- Born: 1943 (age 82–83)
- Origin: Mexico
- Occupation: Singer
- Instrument: voice
- Labels: Peerless, Eco, Oasis, Musart

= Vianey Valdez =

Vianey Valdez is a Mexican singer who recorded for the Peerless, Eco, Oasis and Musart labels. She had a number of top ten hits in her country.

==Background==
Vianey Valdez was discovered by Peerless Records. Years later she was recognized for her musical contribution.

==Career==
===1960s===
Valdez recorded the song "Sin" which was backed with "Trucutu" and released on Peerless 45/7759 in 1962.

Vianey Valdez recorded the single "Muevanse Todos" ("Twist and Shout").

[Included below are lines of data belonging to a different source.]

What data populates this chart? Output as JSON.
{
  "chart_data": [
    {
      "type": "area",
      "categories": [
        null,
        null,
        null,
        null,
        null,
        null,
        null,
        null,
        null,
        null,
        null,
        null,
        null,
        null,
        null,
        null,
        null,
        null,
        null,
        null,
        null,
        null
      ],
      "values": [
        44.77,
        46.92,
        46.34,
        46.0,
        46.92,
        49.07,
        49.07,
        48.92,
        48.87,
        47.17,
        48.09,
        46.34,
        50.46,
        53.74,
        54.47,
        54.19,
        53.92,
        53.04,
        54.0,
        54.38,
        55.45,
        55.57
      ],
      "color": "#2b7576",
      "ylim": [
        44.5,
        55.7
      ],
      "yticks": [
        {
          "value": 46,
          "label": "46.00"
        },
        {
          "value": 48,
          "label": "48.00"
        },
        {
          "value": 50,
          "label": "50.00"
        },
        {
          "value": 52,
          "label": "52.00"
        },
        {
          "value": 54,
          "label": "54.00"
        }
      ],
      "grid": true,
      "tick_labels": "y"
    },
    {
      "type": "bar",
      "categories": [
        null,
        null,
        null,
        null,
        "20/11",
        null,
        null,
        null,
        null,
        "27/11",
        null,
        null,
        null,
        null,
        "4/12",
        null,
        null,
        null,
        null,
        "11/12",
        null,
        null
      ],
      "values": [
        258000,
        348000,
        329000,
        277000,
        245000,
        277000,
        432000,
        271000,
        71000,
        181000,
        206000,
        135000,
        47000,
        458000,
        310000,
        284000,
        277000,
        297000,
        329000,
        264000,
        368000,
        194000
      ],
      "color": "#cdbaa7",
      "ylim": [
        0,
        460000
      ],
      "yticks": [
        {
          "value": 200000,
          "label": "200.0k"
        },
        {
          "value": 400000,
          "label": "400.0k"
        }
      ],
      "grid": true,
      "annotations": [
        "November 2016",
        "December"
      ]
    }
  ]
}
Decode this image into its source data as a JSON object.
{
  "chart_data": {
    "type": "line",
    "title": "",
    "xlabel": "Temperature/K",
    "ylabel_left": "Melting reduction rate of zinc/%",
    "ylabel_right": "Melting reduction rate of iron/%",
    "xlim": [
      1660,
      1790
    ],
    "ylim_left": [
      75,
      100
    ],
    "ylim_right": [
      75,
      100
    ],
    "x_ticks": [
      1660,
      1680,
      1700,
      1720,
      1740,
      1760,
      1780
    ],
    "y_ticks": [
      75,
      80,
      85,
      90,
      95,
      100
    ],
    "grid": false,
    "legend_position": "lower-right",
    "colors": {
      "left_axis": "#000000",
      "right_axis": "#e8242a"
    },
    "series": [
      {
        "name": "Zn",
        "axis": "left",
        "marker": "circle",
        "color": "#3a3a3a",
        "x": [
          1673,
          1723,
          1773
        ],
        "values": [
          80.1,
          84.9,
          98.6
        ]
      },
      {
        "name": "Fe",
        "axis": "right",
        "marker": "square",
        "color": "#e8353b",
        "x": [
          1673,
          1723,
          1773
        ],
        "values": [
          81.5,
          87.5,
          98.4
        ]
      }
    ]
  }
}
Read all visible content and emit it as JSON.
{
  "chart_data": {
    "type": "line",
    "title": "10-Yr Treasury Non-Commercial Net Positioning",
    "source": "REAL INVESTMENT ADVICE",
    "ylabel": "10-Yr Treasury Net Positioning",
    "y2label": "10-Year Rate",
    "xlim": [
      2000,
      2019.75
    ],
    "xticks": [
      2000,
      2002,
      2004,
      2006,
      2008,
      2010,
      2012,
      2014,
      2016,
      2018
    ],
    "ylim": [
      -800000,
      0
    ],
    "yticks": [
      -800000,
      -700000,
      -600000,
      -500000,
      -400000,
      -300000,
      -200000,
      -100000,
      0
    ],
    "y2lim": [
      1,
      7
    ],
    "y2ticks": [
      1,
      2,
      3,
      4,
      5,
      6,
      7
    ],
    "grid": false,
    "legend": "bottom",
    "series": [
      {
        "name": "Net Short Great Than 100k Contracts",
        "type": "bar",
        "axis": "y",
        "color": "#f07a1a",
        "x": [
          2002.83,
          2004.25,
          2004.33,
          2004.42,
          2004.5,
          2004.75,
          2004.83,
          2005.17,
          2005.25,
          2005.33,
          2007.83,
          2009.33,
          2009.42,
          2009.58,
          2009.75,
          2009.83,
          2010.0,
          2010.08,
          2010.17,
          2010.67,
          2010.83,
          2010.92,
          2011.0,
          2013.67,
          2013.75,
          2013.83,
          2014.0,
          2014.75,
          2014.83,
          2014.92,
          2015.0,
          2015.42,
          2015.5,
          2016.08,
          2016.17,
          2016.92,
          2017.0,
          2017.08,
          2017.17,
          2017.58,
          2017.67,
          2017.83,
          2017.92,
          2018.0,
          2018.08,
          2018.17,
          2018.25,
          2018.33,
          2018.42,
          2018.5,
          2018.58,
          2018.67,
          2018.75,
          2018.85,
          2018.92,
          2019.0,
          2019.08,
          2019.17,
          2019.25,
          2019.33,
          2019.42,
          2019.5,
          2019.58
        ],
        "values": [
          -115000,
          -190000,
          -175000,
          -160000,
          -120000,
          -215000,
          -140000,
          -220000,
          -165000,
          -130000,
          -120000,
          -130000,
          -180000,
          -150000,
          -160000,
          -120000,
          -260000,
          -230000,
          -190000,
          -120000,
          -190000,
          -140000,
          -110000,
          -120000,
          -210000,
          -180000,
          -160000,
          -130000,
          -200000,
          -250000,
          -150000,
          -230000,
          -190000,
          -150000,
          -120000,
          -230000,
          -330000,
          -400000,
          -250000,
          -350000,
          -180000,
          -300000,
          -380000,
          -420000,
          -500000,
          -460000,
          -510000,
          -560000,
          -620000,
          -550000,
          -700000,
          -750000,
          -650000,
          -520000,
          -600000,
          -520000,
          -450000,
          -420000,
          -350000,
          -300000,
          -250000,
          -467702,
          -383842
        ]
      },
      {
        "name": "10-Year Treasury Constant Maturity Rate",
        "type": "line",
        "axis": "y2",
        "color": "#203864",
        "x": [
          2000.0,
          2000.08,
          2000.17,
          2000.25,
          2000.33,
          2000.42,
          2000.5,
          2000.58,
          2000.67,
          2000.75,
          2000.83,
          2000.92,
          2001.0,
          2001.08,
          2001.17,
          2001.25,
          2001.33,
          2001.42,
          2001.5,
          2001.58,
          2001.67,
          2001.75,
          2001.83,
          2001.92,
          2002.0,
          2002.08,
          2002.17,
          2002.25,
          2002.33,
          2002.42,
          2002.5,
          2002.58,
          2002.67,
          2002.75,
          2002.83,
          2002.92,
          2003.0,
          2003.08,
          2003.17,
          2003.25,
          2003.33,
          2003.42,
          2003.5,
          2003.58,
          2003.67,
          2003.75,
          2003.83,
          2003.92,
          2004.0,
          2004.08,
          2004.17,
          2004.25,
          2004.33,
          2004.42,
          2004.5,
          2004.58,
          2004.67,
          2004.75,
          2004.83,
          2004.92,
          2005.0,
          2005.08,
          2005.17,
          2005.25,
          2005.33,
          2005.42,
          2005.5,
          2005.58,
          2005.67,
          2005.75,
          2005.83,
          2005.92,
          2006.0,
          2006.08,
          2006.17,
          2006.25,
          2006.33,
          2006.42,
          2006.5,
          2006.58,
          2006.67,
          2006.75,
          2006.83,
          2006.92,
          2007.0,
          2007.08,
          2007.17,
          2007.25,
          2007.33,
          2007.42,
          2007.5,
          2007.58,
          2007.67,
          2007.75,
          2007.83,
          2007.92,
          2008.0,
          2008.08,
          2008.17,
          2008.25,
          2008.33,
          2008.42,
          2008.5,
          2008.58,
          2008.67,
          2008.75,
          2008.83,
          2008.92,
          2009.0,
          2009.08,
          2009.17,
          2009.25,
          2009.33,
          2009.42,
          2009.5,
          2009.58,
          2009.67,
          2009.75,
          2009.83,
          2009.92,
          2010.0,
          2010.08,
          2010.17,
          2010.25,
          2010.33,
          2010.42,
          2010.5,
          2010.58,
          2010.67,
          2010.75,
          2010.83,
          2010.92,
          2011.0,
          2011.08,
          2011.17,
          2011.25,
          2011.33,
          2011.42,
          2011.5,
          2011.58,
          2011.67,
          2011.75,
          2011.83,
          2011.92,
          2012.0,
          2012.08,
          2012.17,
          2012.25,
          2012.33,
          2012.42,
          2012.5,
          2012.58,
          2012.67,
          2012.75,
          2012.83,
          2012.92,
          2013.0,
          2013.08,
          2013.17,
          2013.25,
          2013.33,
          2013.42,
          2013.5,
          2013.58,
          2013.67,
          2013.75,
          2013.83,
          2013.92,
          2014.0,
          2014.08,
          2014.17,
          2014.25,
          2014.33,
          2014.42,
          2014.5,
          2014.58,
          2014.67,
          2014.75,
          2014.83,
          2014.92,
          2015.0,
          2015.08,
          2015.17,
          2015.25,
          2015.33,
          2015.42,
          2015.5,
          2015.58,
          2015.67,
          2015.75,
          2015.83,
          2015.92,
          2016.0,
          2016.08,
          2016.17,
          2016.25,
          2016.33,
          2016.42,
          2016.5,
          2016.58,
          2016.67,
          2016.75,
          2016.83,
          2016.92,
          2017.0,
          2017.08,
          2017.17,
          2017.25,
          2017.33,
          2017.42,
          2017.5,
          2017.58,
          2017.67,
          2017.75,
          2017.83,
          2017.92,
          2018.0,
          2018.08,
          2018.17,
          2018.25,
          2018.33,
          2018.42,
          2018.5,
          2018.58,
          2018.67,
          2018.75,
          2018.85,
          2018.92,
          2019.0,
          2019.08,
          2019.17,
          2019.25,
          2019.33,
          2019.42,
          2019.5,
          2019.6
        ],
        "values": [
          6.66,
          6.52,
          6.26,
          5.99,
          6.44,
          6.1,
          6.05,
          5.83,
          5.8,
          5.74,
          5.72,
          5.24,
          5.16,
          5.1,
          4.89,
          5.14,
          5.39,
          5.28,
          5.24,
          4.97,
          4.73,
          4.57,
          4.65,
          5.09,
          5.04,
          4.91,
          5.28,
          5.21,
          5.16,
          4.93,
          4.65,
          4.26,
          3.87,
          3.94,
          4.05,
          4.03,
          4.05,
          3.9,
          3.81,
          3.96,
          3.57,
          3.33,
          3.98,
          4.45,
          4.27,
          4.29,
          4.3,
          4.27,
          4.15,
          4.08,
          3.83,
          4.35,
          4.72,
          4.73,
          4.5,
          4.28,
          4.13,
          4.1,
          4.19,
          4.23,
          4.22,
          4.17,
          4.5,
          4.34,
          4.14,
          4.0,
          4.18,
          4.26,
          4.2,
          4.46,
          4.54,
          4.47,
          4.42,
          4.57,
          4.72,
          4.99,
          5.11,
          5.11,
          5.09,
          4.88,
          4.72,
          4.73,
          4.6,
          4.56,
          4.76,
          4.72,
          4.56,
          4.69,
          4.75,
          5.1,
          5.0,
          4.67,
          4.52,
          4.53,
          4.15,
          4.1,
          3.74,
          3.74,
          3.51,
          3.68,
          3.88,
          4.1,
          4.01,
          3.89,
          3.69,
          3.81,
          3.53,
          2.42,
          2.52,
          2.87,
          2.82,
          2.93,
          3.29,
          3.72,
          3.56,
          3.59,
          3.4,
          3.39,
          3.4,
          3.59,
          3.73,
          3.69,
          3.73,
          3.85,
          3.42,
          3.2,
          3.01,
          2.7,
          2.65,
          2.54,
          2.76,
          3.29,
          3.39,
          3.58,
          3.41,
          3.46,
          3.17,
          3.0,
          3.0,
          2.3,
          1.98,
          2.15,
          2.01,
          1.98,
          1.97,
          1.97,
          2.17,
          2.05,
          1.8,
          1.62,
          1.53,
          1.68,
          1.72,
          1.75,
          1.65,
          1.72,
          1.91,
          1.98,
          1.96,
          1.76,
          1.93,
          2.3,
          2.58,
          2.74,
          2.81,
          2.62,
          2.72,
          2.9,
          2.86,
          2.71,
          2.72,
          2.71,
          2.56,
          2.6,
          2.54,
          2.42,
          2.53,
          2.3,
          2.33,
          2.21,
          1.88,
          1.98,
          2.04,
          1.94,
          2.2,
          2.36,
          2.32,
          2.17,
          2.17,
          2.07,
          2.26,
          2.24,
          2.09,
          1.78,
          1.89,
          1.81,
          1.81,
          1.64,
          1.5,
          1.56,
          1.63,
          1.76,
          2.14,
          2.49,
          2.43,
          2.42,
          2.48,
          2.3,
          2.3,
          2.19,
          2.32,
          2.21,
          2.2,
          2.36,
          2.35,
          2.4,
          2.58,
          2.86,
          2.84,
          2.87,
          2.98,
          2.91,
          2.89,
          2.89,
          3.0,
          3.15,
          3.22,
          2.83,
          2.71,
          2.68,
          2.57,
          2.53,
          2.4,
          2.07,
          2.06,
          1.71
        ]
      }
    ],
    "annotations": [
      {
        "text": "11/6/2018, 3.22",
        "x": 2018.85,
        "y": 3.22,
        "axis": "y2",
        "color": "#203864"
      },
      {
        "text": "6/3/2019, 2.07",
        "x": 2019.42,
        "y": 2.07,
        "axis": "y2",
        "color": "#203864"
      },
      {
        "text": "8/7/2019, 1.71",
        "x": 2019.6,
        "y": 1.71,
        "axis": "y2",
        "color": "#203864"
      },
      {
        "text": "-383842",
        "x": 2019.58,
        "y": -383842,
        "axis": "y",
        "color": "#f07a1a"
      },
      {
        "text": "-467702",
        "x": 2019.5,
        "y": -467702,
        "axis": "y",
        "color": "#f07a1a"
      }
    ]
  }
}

Backed with "Se Mi Gran Carino" ("Be My Baby"), it was released on Peerless 45/8099.
Her single "Muevanse Todos", as recorded by Billboard made its debut at no. 8 in the Mexico chart for the week of 4 July 1964. For the week of 1 August 1964, "Muevanse Todos" was at no. 4 in the Mexican chart.

It was noted in 29 August 1964 issue of Cash Box that Valdez and the Los Apson Boys had returned from a successful tour of the Northern cities. Her single was also at no. 9 in the Mexico's Best Sellers chart.

For the week of 21 November 1964 her single, "Tu Seras Mi Babi" was at no. 3 on the Cash Box Mexico's Best Sellers chart. It was still at that position the following week. Peerless had also announced the new release of her single "Ya no lo Aguanto". The record translated into English was "It's My Party". It was backed with Te Fue Dificil ("I Only Want to Be with You)" and released on Peerless 45/8245. The recordings were directed by Ed Chalpin.

Also in 1964, her album, Mis Siete Novios was released on Eco Eco-262. It was produced by Ed Chalpin.

According to the 13 February 1965 issue of Cash Box, Valdez had cut a new album at Peerless. At the time it was referred to as Una Rebelde Encantadors. The songs included, "Te Fue Dificil", "Dicen Que . . .", "Desilucion", and "Nuestra Cancion".

According to the 5 June 1965 issue of Cash Box, Vianey Valdez, La Prieta Linda, Ricard Jimenez would be leaving their label, Peerless Records and signing with other labels.
===1970s===
Her single "Muevanse Todos" was released on the Chain label in 1976.
==Later years==
In 2023, Valdez, referred to as the "queen of rock and roll" returned to the stage. She was at the Pavilion M Auditorium in Monterrey.

It was announced that on 1 March 2025, a free concert was to take place at Monumento a la Revolución. During the event, a tribute to past Mexican rockers, Rita Guerrero, Angélica María, Angélica Infante, Las Hermanas Jiménez, Betsy Pecanins, Las Mary Jets, Hebe Rosell, Julissa, Leda Moreno, Ela Laboriel, Gloria Ríos and Vianey Valdez was scheduled.